19.10. Interpretation. As used herein, “including” (and its variants) means “including without limitation” (and its variants). Headings are for convenience only. If any provision of these Terms is held to be void, invalid, unenforceable or illegal, the other provisions will continue in full force and effect.
19.11. Independent Contractors. The parties are independent contractors. These Terms will not be construed as constituting either party as a partner of the other or to create any other form of legal association that would give either party the express or implied right, power or authority to create any duty or obligation of the other party.

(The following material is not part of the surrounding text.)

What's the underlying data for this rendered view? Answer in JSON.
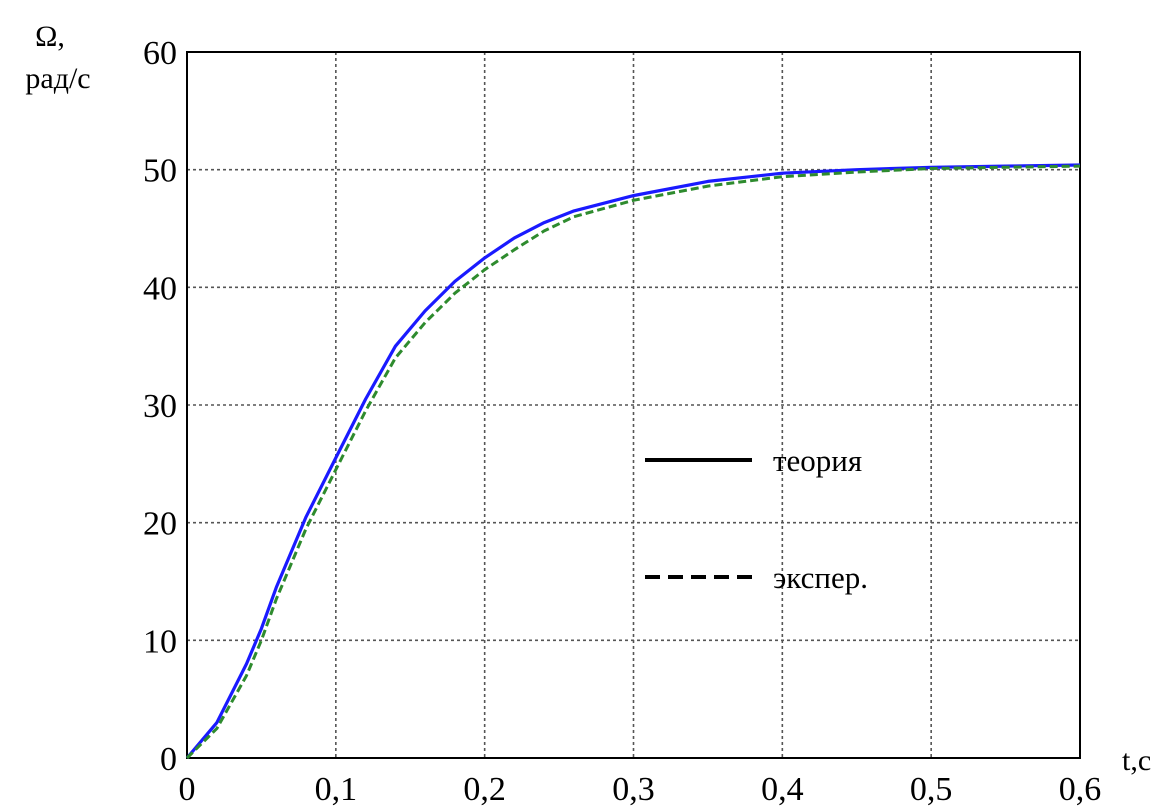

“Additional Services” means any additional support, training, configuration or other services related to the Product that we may make available and provide to you, as identified in an Order. For the avoidance of doubt, Additional Services do not include the standard level of support included in your subscription.
“Administrators” mean the personnel designated by Customer to administer Customer’s account and to added additional Authorized Users on your behalf.
“Affiliate” means an entity which, directly or indirectly, owns or controls, is owned or is controlled by or is under common ownership or control with a party, where “control” means the power to direct the management or affairs of an entity, and “ownership” means the beneficial ownership of greater than 50% of the voting equity securities or other equivalent voting interests of the entity.
“Documentation” means our standard published documentation for the Product.
“Authorized User” means an individual Customer invites or authorizes to use the Product under Customer’s account, and who has been supplied a user identification and password. Authorized Users may include, for example, Customer’s employees, consultants, contractors and agents acting on behalf of Customer.
“Customer Data” means any data, content, code, video, images or other materials of any type that you (including any of your Authorized Users) submit to the Product. In this context, “submit” (and any similar term) includes submitting, uploading, transmitting or otherwise making available Customer Data to or through the Product.
“End User Account” means an account established under Customer’s primary account to enable an Authorized User to use or access the Product.
“HIPAA” means the Health Insurance Portability and Accountability Act, as amended and supplemented.
“Laws” means all applicable local, state, federal and international laws, regulations and conventions, including those related to data privacy and data transfer, international communications and the exportation of technical or personal data.
“Order” means the applicable online order page(s), flows and processing or a written ordering document executed by Customer and Xerox, describing the products and services you are ordering from us and, as applicable, their permitted scope of use. As applicable, the Order will identify: (i) the Product(s), (ii) the number of Authorized Users, Subscription Term, storage capacity or limits, or other scope of use parameters and (iii) (for paid Orders) the amount or rate you will be charged, the billing and renewal terms, applicable currency, and form of payment. Orders may also include Additional Services and No-Charge Products.
“Subscription Term” means your permitted subscription period for the Product, as set forth in the applicable Order.
“Support” means support for the Product. Your Support level will be specified in the applicable Order.
“Transaction Taxes” means any and all taxes that are required to be paid in respect of any transaction and resulting amounts payable under these Terms and any Order, including but not limited to sales, use, value added taxes, services, rental, excise, transactionally-based gross receipts, and privilege taxes, plus any interest and/or penalty thereon. Transaction Taxes do not include taxes on Xerox’s income, capital, or employment, or taxes for the privilege of doing business.
“Withholding Taxes” means any and all taxes or amounts that the Customer is required by applicable law to withhold or deduct from any amounts payable pursuant to these Terms and any Order.